Leadership Johnson County is an organization that works to train new leaders and impact meaningful change in the community.
The program was founded in 1995 after area residents expressed concern about the direction local agencies, government and business would go in the future.
The class meets once a month, focusing on a different aspect of leadership each time. Participants learn how to lead meetings, to identify the best people to help with a particular job and how to organize a team.
One of the requirements of the program is to break into small groups and pick a community project.
“We strive to help educate people about issues going on in the community and how they can plug in to solve those problems,” Taylor said.
One group, People for Paws, is planning a pet fashion show and competition for area youth. The event will take place in the spring and bring together local veterinarians, pet groomers and pet shops to advocate for healthy pets. All of the proceeds would benefit the Humane Society of Johnson County.
Another group chose to involve young people in a different way. Youth for a Better Tomorrow will gather kids and teens from around the county for a day of service March 1.
The idea was to bridge youths looking to help in their community and local agencies such as the Lord’s Locker and Gateway Services that needed help, Taylor said.
“They had heard from people around the area that kids want to volunteer, and clearly the organizations need people to help. But there was a disconnect between the two,” she said.
Haven’s Angels gathered together to help a Greenwood-based organization, Haven Sanctuary for Women. The nonprofit group helps young, single and homeless mothers with education, job training and a place to stay.
The organization recently was gifted the use of a home on Emerson Avenue for five years. Haven’s Angels have pledged to help turn it into a functioning shelter. Leadership members have spent time cleaning and painting the house and plan to help install landscaping and repair the outdoor deck as well.

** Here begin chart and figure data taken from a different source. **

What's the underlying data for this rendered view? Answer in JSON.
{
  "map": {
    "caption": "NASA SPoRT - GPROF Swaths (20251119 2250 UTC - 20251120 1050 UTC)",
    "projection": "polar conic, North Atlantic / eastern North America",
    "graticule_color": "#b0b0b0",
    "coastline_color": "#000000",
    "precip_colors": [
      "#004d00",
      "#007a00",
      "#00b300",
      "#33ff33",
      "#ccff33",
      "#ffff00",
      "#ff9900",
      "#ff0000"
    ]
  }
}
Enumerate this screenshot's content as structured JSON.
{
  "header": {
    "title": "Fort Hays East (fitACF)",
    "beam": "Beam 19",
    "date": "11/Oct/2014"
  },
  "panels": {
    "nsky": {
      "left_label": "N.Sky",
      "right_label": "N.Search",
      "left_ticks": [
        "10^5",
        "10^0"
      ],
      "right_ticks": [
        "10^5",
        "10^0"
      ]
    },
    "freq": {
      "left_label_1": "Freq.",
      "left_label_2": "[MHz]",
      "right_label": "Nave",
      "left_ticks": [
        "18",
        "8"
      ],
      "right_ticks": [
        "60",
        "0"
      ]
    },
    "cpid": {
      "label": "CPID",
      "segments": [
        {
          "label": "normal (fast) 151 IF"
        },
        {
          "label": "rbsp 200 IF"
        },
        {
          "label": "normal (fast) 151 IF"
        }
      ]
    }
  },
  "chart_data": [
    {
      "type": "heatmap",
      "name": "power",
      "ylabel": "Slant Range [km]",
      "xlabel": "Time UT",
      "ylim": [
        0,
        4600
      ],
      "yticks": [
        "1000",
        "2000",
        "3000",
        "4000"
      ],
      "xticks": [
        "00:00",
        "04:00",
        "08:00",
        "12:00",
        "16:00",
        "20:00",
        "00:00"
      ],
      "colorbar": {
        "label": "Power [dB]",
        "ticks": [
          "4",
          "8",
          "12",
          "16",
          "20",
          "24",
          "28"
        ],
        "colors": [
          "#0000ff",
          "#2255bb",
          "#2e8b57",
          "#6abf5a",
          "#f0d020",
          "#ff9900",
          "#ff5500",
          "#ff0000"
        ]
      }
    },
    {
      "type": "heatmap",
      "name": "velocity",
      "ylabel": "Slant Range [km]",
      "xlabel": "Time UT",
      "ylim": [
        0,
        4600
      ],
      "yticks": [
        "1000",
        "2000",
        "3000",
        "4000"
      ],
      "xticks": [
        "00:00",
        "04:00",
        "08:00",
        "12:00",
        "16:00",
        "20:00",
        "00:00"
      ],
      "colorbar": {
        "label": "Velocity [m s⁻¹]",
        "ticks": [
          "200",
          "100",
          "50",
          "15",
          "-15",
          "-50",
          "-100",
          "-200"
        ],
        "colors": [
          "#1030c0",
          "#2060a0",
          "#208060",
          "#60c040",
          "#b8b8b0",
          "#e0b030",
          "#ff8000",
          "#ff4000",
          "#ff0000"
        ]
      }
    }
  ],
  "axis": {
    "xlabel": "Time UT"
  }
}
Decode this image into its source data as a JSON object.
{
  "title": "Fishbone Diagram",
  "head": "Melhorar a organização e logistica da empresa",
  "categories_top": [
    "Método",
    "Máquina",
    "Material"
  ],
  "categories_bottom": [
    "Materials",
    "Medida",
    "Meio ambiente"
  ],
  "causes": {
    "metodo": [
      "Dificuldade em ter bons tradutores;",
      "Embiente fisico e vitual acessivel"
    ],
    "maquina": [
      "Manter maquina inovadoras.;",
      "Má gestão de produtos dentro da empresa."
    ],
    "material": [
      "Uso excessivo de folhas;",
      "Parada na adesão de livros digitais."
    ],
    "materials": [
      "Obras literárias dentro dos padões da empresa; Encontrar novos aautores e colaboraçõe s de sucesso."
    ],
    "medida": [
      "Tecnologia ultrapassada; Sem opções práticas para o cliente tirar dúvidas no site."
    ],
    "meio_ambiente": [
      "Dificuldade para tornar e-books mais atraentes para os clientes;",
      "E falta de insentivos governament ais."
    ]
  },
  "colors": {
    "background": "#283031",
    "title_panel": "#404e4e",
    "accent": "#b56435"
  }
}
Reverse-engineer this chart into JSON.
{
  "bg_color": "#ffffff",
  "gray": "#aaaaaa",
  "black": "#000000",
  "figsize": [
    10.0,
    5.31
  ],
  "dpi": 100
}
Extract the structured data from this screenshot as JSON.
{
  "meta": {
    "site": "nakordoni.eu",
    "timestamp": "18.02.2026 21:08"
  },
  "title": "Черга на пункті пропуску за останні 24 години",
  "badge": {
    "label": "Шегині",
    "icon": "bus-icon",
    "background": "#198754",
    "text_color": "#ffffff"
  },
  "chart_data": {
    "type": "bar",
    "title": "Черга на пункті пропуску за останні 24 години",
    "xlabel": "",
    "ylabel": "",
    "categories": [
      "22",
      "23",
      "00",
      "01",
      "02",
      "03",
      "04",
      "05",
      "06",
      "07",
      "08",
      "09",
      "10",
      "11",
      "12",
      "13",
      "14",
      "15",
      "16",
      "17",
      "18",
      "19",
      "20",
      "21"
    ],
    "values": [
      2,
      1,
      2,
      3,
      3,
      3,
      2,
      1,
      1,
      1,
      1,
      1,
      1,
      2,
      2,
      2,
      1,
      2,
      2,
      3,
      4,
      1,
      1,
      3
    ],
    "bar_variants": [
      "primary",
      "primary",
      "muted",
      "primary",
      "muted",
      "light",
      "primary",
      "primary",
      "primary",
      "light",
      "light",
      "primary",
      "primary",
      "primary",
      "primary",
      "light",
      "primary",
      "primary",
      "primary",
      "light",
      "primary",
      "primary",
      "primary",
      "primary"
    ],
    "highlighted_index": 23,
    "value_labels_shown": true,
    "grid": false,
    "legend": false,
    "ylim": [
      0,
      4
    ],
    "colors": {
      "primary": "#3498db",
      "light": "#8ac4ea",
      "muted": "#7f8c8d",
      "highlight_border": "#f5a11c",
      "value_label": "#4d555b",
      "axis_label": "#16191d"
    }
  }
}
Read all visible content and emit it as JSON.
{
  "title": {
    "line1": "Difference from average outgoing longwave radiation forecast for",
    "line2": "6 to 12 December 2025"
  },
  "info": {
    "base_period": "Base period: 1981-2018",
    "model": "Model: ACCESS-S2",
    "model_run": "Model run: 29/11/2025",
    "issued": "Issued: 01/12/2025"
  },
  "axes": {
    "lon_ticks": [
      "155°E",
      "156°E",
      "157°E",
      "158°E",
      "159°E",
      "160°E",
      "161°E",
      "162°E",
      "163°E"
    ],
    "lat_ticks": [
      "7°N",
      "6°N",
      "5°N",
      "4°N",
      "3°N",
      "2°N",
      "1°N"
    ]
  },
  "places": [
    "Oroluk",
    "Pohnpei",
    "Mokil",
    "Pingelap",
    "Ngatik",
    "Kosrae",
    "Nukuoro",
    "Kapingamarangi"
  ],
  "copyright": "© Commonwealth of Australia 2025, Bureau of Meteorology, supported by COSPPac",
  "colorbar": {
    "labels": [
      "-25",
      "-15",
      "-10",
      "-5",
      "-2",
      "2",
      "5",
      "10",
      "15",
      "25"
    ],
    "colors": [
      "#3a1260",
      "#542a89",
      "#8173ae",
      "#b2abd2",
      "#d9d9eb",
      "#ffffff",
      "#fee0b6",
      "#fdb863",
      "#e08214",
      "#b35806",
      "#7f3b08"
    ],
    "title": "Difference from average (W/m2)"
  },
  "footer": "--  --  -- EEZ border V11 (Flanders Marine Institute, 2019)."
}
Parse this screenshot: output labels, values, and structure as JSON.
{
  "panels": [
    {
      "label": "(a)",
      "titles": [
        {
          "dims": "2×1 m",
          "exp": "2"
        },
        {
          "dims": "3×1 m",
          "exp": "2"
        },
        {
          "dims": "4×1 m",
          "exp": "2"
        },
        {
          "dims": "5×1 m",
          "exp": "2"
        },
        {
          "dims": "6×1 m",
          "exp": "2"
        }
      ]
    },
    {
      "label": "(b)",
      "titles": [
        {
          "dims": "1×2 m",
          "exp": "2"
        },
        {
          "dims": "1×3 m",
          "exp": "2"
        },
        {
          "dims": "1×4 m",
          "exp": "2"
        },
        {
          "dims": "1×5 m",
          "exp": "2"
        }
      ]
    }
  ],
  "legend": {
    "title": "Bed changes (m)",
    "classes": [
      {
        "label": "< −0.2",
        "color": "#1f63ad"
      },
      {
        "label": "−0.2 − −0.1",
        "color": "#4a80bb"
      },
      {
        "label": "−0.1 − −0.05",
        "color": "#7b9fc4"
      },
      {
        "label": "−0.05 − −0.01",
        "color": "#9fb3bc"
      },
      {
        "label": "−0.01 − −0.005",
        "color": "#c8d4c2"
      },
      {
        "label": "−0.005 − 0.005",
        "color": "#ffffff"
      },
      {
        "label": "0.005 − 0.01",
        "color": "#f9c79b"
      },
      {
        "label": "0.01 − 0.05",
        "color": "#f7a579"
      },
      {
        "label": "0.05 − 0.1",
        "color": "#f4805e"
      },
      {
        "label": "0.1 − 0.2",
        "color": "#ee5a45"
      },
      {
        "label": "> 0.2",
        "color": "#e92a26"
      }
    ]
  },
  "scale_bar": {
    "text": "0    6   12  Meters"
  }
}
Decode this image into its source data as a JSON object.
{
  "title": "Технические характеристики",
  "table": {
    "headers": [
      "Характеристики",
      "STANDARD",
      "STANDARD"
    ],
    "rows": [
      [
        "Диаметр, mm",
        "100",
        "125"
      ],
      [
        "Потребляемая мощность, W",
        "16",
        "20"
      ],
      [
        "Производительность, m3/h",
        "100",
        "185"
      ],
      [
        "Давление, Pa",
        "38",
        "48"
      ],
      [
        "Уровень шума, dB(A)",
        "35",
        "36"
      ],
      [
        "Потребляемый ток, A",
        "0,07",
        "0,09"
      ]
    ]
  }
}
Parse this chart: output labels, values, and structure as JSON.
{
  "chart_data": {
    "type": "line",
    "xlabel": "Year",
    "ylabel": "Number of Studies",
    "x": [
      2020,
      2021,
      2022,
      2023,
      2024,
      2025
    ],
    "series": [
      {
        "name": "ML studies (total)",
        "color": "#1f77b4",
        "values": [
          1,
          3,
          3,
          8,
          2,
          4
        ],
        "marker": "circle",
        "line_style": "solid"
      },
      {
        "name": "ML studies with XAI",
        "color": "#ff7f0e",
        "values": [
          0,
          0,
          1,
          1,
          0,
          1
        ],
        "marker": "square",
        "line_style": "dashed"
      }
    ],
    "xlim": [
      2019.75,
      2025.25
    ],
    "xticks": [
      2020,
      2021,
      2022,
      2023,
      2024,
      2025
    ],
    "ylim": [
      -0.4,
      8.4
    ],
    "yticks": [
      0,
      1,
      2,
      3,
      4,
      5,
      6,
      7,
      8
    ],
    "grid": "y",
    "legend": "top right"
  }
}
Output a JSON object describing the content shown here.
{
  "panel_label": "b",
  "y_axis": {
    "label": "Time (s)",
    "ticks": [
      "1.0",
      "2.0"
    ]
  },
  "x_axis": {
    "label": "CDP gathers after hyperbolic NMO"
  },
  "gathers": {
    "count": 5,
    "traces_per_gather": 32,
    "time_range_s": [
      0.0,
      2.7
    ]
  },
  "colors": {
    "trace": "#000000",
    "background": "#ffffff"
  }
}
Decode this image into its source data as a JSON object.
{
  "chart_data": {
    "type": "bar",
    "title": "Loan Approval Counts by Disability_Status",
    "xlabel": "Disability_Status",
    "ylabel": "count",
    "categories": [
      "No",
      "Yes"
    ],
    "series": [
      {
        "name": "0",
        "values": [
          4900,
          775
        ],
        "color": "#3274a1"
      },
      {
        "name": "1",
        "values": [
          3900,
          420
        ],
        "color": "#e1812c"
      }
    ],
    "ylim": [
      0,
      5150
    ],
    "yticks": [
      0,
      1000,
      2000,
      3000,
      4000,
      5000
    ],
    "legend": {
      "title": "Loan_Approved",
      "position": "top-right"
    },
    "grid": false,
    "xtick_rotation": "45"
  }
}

Haven’s Angels also planned an open house event that brought in food for the shelter’s pantry, Taylor said.
Another Leadership Johnson County project, Third Time’s a Charm, hopes to help individuals struggling to transition out of poverty by providing life skills workbooks.
The workbooks will teach about simple budgeting, telephone ettiquette, appropriate dress for a job interview and general safety tips.
Once finished, the books can
be distributed by area social agencies to needy people, Taylor said. An online version also will be available.
“We have a really fun group this year, with a lot of energy,” Taylor said. “It’s exciting to be celebrating 20 years of doing this, so we’ve had a lot of alumni who have re-engaged to help this year.”